Um dos destaques da programação, Luzir é negro é solo autobiográfico do performer Marconi Bispo, que, a partir de memórias pessoais e familiares, investiga o racismo e suas manifestações na vida de um homem negro, gay, candomblecista e periférico.
Em busca de entender como o racismo afeta as relações íntimas, desde os primeiros elos dentro da família até as escolhas e não escolhas que determinam os relacionamentos na fase adulta, o ator Marconi Bispo procurou o diretor do Teatro de Fronteira para darem segmento à pesquisa a partir do biodrama e do teatro documental. “Para mim, era importante saber se o fato de ser candomblecista, por exemplo, e externar isso das mais variadas formas – deixar minhas guias de orixás aparentes, assumir nas redes sociais etc. – estava determinando o fato de estar sem ‘namorar’ há mais de 10 anos”, conta Marconi Bispo.
Em um vídeo-teaser divulgado na página do Teatro de Fronteira, Bispo dá uma mostra do que o público pode esperar do espetáculo. “Entendi que eu era negro quando uma chefe minha me chamou à sala dela e disse que eu não podia mais usar camisas que deixassem as minhas guias de orixás aparentes.
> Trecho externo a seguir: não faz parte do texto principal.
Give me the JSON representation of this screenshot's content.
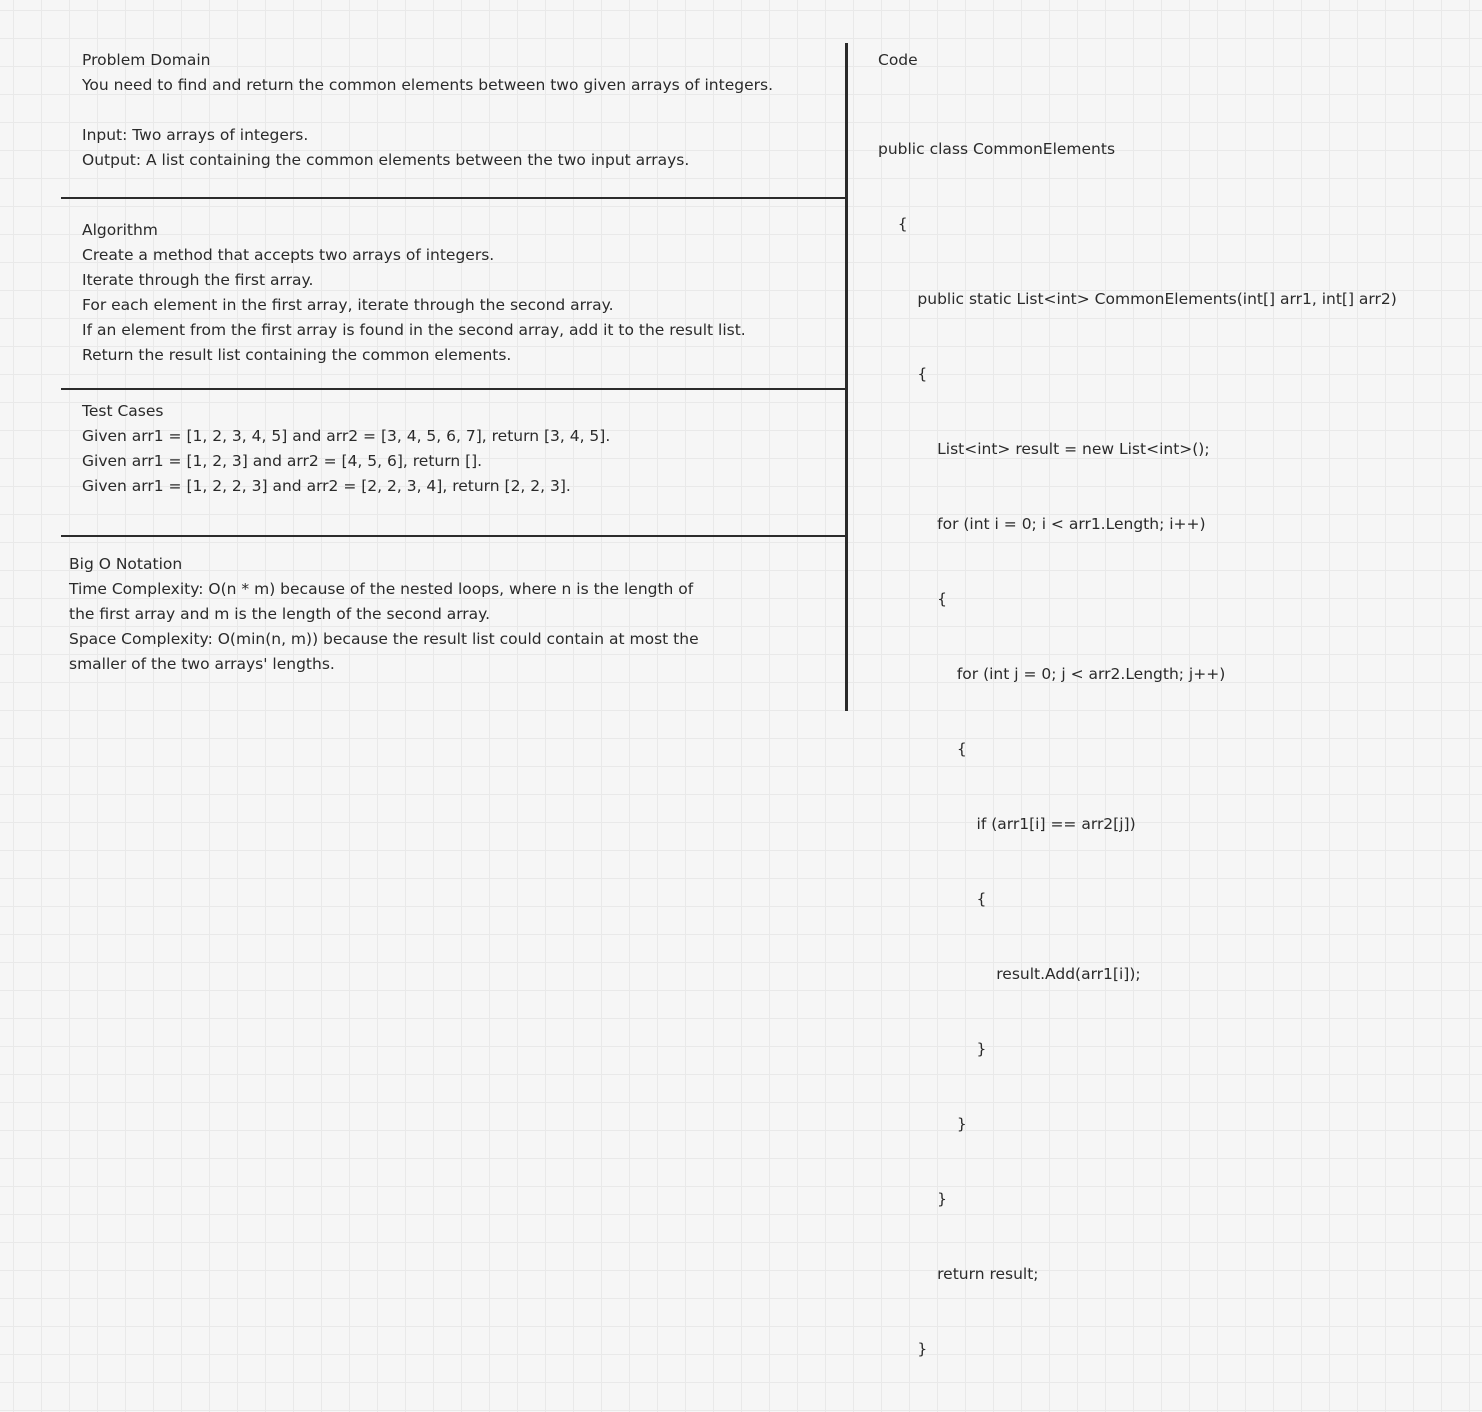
{
  "problem_domain": {
    "title": "Problem Domain",
    "description": "You need to find and return the common elements between two given arrays of integers.",
    "input": "Input: Two arrays of integers.",
    "output": "Output: A list containing the common elements between the two input arrays."
  },
  "algorithm": {
    "title": "Algorithm",
    "steps": [
      "Create a method that accepts two arrays of integers.",
      "Iterate through the first array.",
      "For each element in the first array, iterate through the second array.",
      "If an element from the first array is found in the second array, add it to the result list.",
      "Return the result list containing the common elements."
    ]
  },
  "test_cases": {
    "title": "Test Cases",
    "cases": [
      "Given arr1 = [1, 2, 3, 4, 5] and arr2 = [3, 4, 5, 6, 7], return [3, 4, 5].",
      "Given arr1 = [1, 2, 3] and arr2 = [4, 5, 6], return [].",
      "Given arr1 = [1, 2, 2, 3] and arr2 = [2, 2, 3, 4], return [2, 2, 3]."
    ]
  },
  "big_o": {
    "title": "Big O Notation",
    "lines": [
      "Time Complexity: O(n * m) because of the nested loops, where n is the length of",
      "the first array and m is the length of the second array.",
      "Space Complexity: O(min(n, m)) because the result list could contain at most the",
      "smaller of the two arrays' lengths."
    ]
  },
  "code": {
    "title": "Code",
    "lines": [
      "public class CommonElements",
      "    {",
      "        public static List<int> CommonElements(int[] arr1, int[] arr2)",
      "        {",
      "            List<int> result = new List<int>();",
      "            for (int i = 0; i < arr1.Length; i++)",
      "            {",
      "                for (int j = 0; j < arr2.Length; j++)",
      "                {",
      "                    if (arr1[i] == arr2[j])",
      "                    {",
      "                        result.Add(arr1[i]);",
      "                    }",
      "                }",
      "            }",
      "            return result;",
      "        }"
    ]
  }
}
Eu lembro que, do lado de cá da mesa dela, entendi que eu era negro”, compartilha, em trecho do vídeo.
E aprofunda o debate, ao falar sobre as relações de discriminação sobre o homem negro e gay: “Entendi, também, que eu era negro quando ia à boate Metrópole e não era paquerado por gays brancos, principalmente. Mas, entendi também que era negro quando, às 4h da manhã, já em desespero, querendo pegar alguém, eu tirava a camisa. Aí chegava alguém, mas antes de perguntar meu nome e me pedir um beijo, me perguntavam se, como todo negro, eu era bem-dotado. Mas o que acho engraçado é que o volume da minha autoestima nunca foi igual ao volume que se supunha ter embaixo da minha calça. Entendi que ser negro poderia ser, simplesmente, uma questão de volume”.
Na narrativa, as memórias de Marconi são cruzadas com fatos recentes do país, observando como o negro aparece em diversas dramaturgias – a exemplo de Os negros, de Jean Genet; Arena conta Zumbi, de Guarnieri e Boal; e Gota d’água, de Chico Buarque e Paulo Pontes – e em outras matrizes documentais, como as redes sociais, matérias e artigos de jornal e documentos históricos.